Domestic jet fuel prices are likely to cool off significantly on the back of the 20 per cent correction in crude oil prices since July.

The 16 per cent cut in ATF (aviation turbine fuel) prices for September, announced by oil marketing companies over this weekend, reinforces this trend. Lower fuel prices will certainly spell relief for domestic airlines, who spend 35-40 per cent of their total costs on fuel and have put through a series of hikes in their fares over the past year by way of fuel surcharge. Low-cost carriers such as Deccan Aviation and Spicejet, who have been carrying liberal dashes of red on their profit statements with higher fuel prices taking a toll on profitability, may in particular benefit. Rising airfares pose a serious threat to continued demand for air travel, given the appreciable slowdown in passenger traffic growth over the past six months.

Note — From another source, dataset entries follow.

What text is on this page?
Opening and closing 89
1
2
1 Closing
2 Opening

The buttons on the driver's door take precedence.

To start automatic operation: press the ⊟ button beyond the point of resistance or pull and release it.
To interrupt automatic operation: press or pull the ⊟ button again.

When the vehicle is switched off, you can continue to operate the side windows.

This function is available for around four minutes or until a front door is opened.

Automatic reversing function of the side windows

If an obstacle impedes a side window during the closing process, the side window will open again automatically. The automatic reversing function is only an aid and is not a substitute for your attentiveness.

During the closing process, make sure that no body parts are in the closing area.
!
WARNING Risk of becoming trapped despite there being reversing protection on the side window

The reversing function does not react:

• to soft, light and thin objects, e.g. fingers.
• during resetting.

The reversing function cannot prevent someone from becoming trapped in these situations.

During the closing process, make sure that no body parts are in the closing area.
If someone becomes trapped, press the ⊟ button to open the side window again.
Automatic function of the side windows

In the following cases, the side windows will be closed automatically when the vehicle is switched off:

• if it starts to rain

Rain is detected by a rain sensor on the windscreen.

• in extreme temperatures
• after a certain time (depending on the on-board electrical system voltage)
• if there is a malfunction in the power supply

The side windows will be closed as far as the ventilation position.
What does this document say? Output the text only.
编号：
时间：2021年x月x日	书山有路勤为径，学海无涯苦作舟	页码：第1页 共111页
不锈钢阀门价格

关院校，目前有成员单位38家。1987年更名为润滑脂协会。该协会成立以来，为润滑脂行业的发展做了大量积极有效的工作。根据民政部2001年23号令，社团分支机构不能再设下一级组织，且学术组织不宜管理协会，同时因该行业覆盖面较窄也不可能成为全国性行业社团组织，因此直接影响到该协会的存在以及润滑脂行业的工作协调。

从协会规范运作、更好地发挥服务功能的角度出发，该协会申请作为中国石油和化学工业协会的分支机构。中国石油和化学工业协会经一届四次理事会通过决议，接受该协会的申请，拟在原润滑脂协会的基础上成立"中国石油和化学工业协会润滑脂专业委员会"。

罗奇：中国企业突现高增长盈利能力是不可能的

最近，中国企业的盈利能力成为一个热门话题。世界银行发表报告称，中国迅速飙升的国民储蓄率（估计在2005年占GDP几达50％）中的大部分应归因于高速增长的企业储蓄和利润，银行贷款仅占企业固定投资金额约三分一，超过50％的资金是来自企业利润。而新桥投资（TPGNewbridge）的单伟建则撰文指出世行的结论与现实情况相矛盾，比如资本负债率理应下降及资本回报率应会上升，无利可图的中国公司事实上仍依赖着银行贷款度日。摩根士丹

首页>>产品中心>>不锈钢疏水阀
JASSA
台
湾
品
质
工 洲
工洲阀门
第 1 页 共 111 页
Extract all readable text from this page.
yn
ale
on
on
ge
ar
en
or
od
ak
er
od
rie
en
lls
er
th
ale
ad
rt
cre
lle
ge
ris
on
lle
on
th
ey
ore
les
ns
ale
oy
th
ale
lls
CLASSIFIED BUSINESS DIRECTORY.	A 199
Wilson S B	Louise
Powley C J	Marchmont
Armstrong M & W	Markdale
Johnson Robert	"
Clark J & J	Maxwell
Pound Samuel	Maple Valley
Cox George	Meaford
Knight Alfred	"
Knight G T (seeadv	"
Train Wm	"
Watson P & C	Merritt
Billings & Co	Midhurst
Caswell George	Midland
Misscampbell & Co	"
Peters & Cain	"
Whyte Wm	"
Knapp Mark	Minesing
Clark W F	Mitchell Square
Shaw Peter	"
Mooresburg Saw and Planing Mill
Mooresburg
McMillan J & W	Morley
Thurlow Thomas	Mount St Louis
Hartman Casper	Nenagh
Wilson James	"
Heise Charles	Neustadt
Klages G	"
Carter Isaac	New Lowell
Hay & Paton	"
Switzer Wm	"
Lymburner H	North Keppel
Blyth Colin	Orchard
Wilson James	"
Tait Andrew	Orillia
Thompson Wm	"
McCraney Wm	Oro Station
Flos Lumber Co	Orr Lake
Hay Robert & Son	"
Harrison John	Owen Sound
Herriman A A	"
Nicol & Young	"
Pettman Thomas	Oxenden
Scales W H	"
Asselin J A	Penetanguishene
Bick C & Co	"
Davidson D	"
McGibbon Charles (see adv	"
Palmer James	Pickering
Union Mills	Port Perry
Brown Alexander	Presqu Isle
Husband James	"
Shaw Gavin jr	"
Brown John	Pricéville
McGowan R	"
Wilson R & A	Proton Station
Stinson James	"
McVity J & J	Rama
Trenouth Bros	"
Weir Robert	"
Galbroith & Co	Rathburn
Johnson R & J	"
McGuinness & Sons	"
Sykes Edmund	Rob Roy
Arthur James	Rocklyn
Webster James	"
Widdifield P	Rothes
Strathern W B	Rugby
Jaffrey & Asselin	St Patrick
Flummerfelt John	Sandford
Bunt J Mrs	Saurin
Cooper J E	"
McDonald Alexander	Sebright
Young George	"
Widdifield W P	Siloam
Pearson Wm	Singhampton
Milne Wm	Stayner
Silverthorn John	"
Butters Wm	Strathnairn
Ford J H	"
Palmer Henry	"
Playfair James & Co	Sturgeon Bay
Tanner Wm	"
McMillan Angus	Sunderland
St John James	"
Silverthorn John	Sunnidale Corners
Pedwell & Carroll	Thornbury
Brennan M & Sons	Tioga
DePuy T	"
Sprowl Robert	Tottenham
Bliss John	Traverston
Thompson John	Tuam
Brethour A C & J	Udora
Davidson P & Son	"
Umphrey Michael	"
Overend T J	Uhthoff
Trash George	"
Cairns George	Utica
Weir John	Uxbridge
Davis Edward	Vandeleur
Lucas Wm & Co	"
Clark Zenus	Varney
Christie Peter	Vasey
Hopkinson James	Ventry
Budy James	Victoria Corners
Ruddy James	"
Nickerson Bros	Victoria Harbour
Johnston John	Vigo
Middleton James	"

Seen in this context, the decline in jet fuel prices offers airlines — especially the low-cost carriers — an opportunity to trim down their fuel surcharge component in an attempt to boost traffic growth.

However, domestic airlines have, as of now, indicated that airfares may not be immediately lowered in response to the decline in ATF prices. While this may help margins in the short term, whether fare cuts are required to improve traffic growth will only become evident over the next few months. Besides the favourable impact on margins, falling jet fuel prices also seem to vindicate the domestic airlines’ decision to keep their fuel costs un-hedged during the upward spike in oil prices earlier this year. Hedging may have offset some of the gains that are likely to accrue to players from the now-falling fuel prices. However, it needs to be noted that ATF prices, even after the 16 per cent cut, are still over 50 per cent higher than levels prevailing at the same time last year.